Conclusion 39. This Court, having discussed the aforesaid fact and coming to the order impugned, has found that the learned trial court has considered the testimony of PW-2 as testimony of trustworthy witness but while coming to such conclusion, the contradiction with the testimony of PW-1 and PW-7 has not been taken note of. 40. This Court, based upon the aforesaid factual aspect and legal position, is of the view that prosecution is not able to prove the charge beyond all reasonable doubts and the judgment impugned needs to be interfered with. 41. For the foregoing reasons, the impugned Judgment of conviction dated 29.11.2016 and Order of sentence dated 30.11.2016, passed by learned Additional Sessions Judge-I, Koderma, in Sessions Trial No. 19 of 2011, convicting and sentencing the appellant, namely, Mohan Singh @ Mohan Singh Ghatwar, for the offence under Section 302 of the Indian Penal Code, are hereby, quashed and set aside. 42. Since this Court has come to the conclusion that the prosecution is not able to prove the charge beyond all reasonable doubts, the appellant is given the benefit of doubt and he is acquitted of the charge.
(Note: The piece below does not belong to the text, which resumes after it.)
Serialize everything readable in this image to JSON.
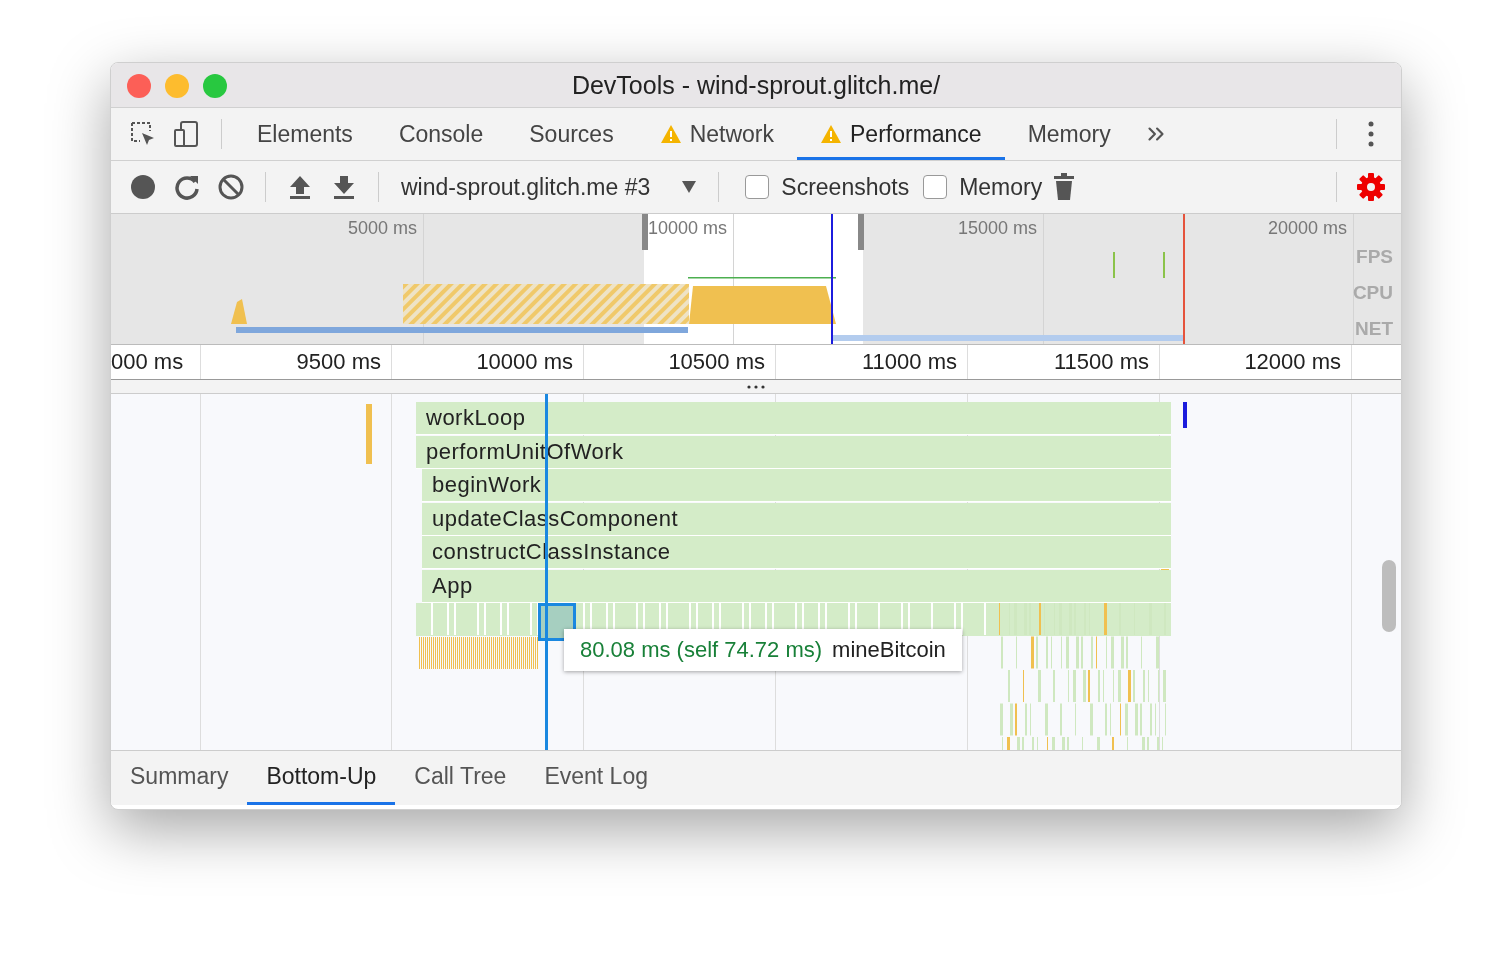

The appellant, namely, Mohan Singh @ Mohan Singh Ghatwar, is still in custody undergoing the sentence. He is directed to be released and set at liberty forthwith, if his detention is not required in any other case. 43. This appeal is accordingly, allowed. The appellant is discharged from criminal liability. 44. Let the Trial Court Records be sent back to the Court concerned forthwith, along with a copy of this Judgment. I agree - PRADEEP KUMAR SRIVASTAVA, J.